La pratique de l'escalade dans les Calanques est confrontée à des défis majeurs, notamment le vieillissement des équipements et les complications administratives. Cet article explore les tensions entre le Parc National des Calanques (PNC) et l'Office National des Forêts (ONF), gestionnaires de la région, concernant le rééquipement des voies. La corrosion rapide des ancrages due à l'air marin pose des risques considérables pour les grimpeurs. Tandis que la Fédération Française de la Montagne et de l'Escalade (FFME) privilégie le rééquipement pour la sécurité, l'ONF hésite à autoriser ces travaux par crainte de responsabilités en cas d'accident. Cette situation crée un dilemme pour les grimpeurs et les autorités, qui cherchent un équilibre entre la sécurité, la préservation de l'environnement et la réglementation.
Détails du Reportage
Le 30 avril 2026, Maëlle Halevy-Vitalis a révélé les problématiques de l'escalade aux Calanques.
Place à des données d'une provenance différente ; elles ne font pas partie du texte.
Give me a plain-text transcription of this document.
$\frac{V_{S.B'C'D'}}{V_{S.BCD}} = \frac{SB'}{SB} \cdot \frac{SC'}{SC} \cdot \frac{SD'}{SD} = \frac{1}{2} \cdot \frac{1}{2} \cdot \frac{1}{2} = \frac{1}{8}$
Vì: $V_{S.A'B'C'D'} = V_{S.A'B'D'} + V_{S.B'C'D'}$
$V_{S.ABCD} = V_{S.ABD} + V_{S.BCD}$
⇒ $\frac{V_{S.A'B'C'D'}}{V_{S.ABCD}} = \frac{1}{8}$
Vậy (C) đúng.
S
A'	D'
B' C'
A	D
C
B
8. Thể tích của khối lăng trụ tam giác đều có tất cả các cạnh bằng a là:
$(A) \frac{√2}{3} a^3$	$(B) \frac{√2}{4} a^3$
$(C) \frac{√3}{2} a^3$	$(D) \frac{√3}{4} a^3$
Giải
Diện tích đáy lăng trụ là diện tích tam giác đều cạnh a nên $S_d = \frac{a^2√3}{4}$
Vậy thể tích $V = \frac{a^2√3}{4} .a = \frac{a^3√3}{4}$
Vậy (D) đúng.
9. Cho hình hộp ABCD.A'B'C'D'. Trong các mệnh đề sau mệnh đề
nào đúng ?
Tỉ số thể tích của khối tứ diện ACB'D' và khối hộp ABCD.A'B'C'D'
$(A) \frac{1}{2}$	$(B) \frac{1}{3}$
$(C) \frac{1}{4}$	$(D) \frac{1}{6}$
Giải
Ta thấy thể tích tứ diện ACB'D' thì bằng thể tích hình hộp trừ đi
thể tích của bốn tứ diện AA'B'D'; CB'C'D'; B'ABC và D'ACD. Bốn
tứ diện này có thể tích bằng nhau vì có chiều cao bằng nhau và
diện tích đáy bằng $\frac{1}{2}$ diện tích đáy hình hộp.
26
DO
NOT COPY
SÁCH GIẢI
Un incident tragique à Kalymnos, causé par la défaillance d'un relais, a mis en lumière la fragilité des équipements d'escalade en milieu marin. Aux Calanques, Jean-Claude Grand, président du comité territorial 13 de la FFME, et André Bernard, président du bureau des guides et de l'association « Des Calanques, des femmes et des hommes », dénoncent une situation complexe. Le PNC refuse la création de nouvelles voies, tandis que l'ONF, propriétaire de secteurs clés comme En-vau, freine le rééquipement des voies existantes. Cette inaction est motivée par la peur de la responsabilité juridique en cas d'accident, une crainte accentuée par le flou autour de la notion de « risque normal et raisonnablement prévisible » dans le Code du sport. Certains grimpeurs procèdent à des rééquipements non autorisés pour pallier les dangers, finançant eux-mêmes ces travaux. Les propriétaires, qu'il s'agisse de la ville de Marseille, du département ou du conservatoire du littoral, se montrent plus ouverts au rééquipement, avec un taux d'autorisation de 80 à 90%. Des négociations sont en cours pour une nouvelle convention entre la FFME et l'ONF, espérant surmonter ces impasses administratives.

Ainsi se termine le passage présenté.